Students who oppose the seal say it’s insulting to see a symbol of racism proudly displayed on buildings, shirts and other merchandise. The students, organized under the name Royall Must Fall, have held campus demonstrations denouncing the seal and demanding its removal.
Third-year law student Brian Klosterboer, who’s behind the movement, said the crest is a “reminder of this vicious family.”
“People say we should remember the history, but I think a lot of people don’t even know about it,” Klosterboer said.
A spokeswoman for the Cambridge law school, which has about 2,000 students each year, declined to comment.
The push to remove the seal was inspired by efforts at colleges in South Africa and England to remove symbols of colonization. In both countries, students have urged their schools to remove statues of British colonist Cecil Rhodes. Protesters in both countries have said Rhodes’ legacy is tainted with racism.
Royall was a brutal slaveholder who was known for killing slaves, burning at least one at the stake, said Dan Coquillette, a visiting professor at Harvard’s law school. Royall moved to Massachusetts after operating a plantation with hundreds of slaves in the West Indies, Coquillette said.
Still, Coquillette, who explored Royall’s history in a recent book, said he doesn’t think the school should erase that history.
“I’m very sympathetic to the students, but I also don’t like sanitizing history,” he said. “To obscure the history of the school obscures how far we’ve come.”
Klosterboer contends that there are other ways to remember the history, such as a library exhibit or plaques on campus.
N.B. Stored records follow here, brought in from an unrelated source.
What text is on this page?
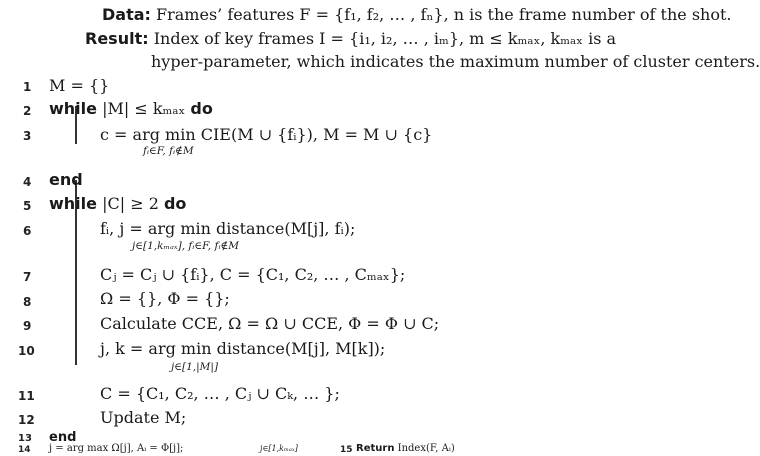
Data: Frames’ features F = {f₁, f₂, … , fₙ}, n is the frame number of the shot.
Result: Index of key frames I = {i₁, i₂, … , iₘ}, m ≤ kₘₐₓ, kₘₐₓ is a
hyper-parameter, which indicates the maximum number of cluster centers.
1 M = {}
2 while |M| ≤ kₘₐₓ do
3	c = arg min CIE(M ∪ {fᵢ}), M = M ∪ {c}
fᵢ∈F, fᵢ∉M
4 end
5 while |C| ≥ 2 do
6	fᵢ, j = arg min distance(M[j], fᵢ);
j∈[1,kₘₐₓ], fᵢ∈F, fᵢ∉M
7	Cⱼ = Cⱼ ∪ {fᵢ}, C = {C₁, C₂, … , Cₘₐₓ};
8	Ω = {}, Φ = {};
9	Calculate CCE, Ω = Ω ∪ CCE, Φ = Φ ∪ C;
10	j, k = arg min distance(M[j], M[k]);
j∈[1,|M|]
11	C = {C₁, C₂, … , Cⱼ ∪ Cₖ, … };
12	Update M;
13 end
14 j = arg max Ω[j], Aᵢ = Φ[j];	j∈[1,kₘₐₓ]	15 Return Index(F, Aᵢ)
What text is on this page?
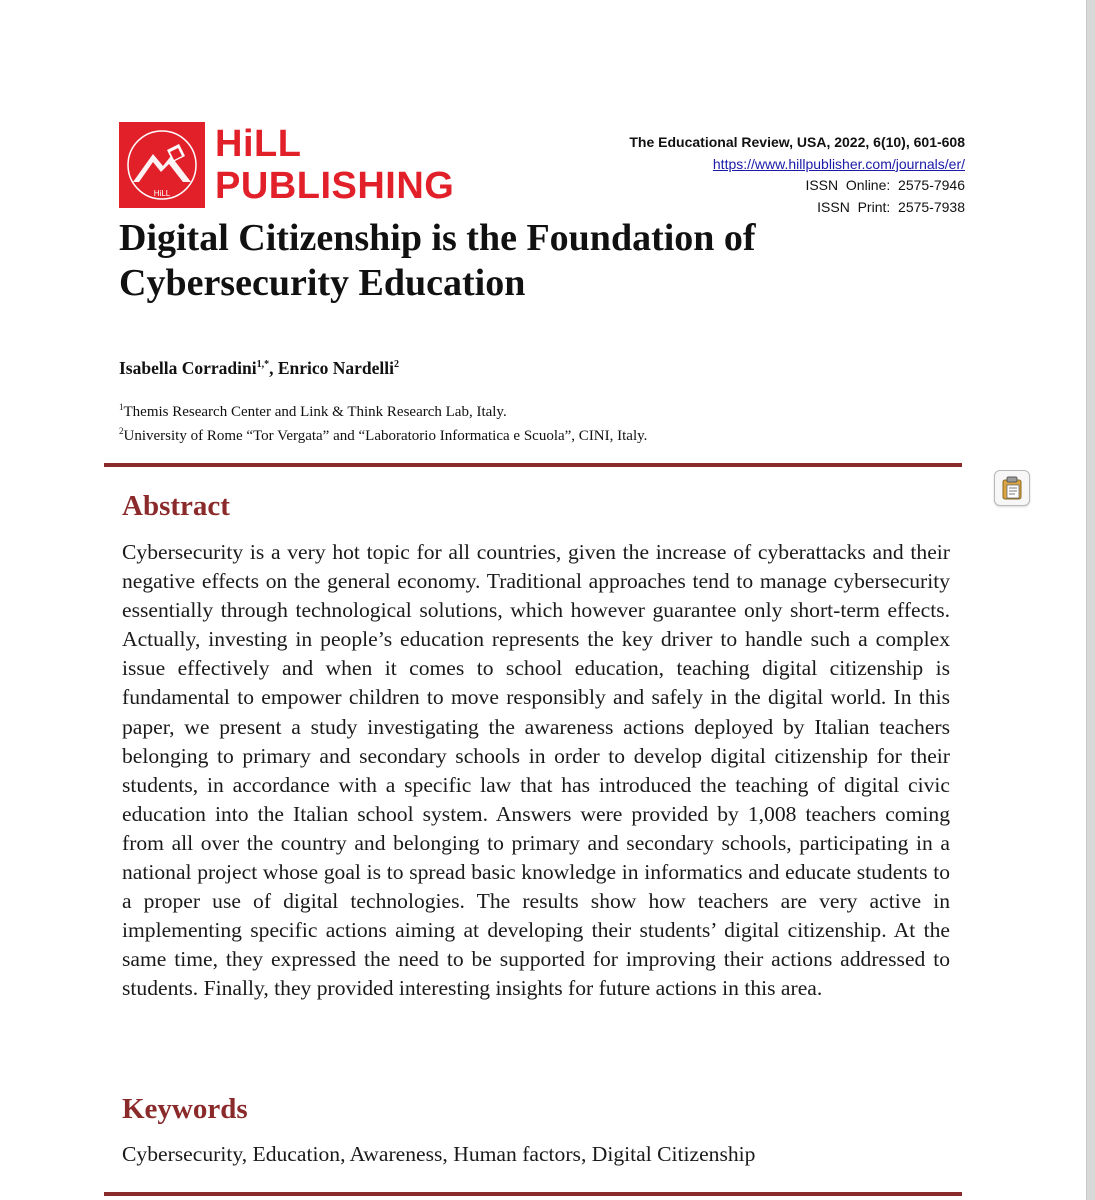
HiLL
HiLL
PUBLISHING
The Educational Review, USA, 2022, 6(10), 601-608
https://www.hillpublisher.com/journals/er/
ISSN  Online:  2575-7946
ISSN  Print:  2575-7938
Digital Citizenship is the Foundation of Cybersecurity Education
Isabella Corradini$^{1,*}$, Enrico Nardelli$^2$
$^1$Themis Research Center and Link & Think Research Lab, Italy.
$^2$University of Rome “Tor Vergata” and “Laboratorio Informatica e Scuola”, CINI, Italy.
Abstract
Cybersecurity is a very hot topic for all countries, given the increase of cyberattacks and their negative effects on the general economy. Traditional approaches tend to manage cybersecurity essentially through technological solutions, which however guarantee only short-term effects. Actually, investing in people’s education represents the key driver to handle such a complex issue effectively and when it comes to school education, teaching digital citizenship is fundamental to empower children to move responsibly and safely in the digital world. In this paper, we present a study investigating the awareness actions deployed by Italian teachers belonging to primary and secondary schools in order to develop digital citizenship for their students, in accordance with a specific law that has introduced the teaching of digital civic education into the Italian school system. Answers were provided by 1,008 teachers coming from all over the country and belonging to primary and secondary schools, participating in a national project whose goal is to spread basic knowledge in informatics and educate students to a proper use of digital technologies. The results show how teachers are very active in implementing specific actions aiming at developing their students’ digital citizenship. At the same time, they expressed the need to be supported for improving their actions addressed to students. Finally, they provided interesting insights for future actions in this area.
Keywords
Cybersecurity, Education, Awareness, Human factors, Digital Citizenship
Students haven’t proposed an alternative crest yet, saying they’re focused on gathering thoughts from students and professors on the existing coat of arms.
Another third-year law student opposing the seal, Alexander Clayborne, said the effort is only the first part of a broader examination of the law school.
“Our larger goals include decolonization of the law school in general,” he said, “and decolonization of the law school curriculum.”